La théologie du process est un courant théologique nord-américain qui fonde ses travaux dans la philosophie d’Alfred North Whitehead, mathématicien, logicien, maître puis collègue de Bertrand Russell. Whitehead a perçu un changement radical en physique avec la théorie de la relativité. Il a tenté d’adapter la manière dont nous concevons la réalité et la traitons en philosophie à ce changement radical.

Les théologiens du process considèrent la réalité à travers l’ontologie de Whitehead, en partant du principe que l’on regarde toujours la réalité à travers une certaine ontologie, telle une précompréhension. En travaillant, en se contraignant à rester dans le cadre de l’ontologie whiteheadienne, les théologiens du process objectivent ce choix, cette précompréhension.

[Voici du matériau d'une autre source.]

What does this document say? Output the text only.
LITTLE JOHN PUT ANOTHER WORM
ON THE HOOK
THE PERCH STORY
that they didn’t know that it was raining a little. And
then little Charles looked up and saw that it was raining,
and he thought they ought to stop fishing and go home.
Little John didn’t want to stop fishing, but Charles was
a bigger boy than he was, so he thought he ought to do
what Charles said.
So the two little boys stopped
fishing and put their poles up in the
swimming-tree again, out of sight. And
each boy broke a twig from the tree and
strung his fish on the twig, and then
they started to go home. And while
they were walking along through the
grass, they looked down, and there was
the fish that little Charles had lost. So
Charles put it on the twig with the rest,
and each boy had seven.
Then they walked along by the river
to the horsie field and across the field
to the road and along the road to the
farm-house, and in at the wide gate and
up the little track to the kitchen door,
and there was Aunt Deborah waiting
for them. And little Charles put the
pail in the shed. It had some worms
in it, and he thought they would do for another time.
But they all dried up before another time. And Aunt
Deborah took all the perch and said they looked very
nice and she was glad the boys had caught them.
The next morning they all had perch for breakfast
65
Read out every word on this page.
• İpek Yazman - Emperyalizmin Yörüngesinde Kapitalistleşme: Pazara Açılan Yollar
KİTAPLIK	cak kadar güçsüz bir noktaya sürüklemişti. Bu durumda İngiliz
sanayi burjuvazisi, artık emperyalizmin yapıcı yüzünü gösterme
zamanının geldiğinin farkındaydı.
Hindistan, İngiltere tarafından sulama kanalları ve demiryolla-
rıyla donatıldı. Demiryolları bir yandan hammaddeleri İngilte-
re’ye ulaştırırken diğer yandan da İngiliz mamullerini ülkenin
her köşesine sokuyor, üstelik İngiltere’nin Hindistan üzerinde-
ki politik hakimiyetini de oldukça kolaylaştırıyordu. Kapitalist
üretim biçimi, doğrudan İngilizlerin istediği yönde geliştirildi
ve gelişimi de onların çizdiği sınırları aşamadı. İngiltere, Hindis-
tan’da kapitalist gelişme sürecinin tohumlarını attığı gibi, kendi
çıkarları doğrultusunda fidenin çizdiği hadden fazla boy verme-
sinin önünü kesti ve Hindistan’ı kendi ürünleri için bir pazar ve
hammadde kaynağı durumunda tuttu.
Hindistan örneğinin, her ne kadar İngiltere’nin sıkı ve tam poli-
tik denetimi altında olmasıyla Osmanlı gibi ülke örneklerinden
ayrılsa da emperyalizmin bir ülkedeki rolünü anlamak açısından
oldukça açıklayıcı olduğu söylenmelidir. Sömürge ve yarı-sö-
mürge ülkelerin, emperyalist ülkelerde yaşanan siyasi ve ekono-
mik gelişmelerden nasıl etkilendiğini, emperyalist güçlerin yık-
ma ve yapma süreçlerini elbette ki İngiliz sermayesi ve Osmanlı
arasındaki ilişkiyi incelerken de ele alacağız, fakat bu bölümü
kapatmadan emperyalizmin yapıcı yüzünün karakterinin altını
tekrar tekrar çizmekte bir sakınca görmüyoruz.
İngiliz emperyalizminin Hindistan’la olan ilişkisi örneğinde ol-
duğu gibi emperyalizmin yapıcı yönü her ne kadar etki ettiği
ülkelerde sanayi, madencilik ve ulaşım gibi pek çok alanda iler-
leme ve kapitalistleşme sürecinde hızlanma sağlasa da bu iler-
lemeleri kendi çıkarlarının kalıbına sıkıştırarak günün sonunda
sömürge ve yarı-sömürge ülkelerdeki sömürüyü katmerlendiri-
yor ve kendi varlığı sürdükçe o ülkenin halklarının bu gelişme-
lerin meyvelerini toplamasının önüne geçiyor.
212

L’ontologie de Whitehead devient ainsi une certaine norme du discours.

La réalité n’est plus comprise comme constituée de substances immuables, qu’on les appelle « essences » ou « atomes ». Elle est fluente, insaisissable et dynamique : la réalité est événementielle, et non matérielle. Le fond de la réalité, ce qui la constitue de manière ultime, n’est pas la matière. Il ne s’agit pas de nier l’importance de la matière, mais simplement de considérer que ce n’est pas elle qui constitue in fine la réalité.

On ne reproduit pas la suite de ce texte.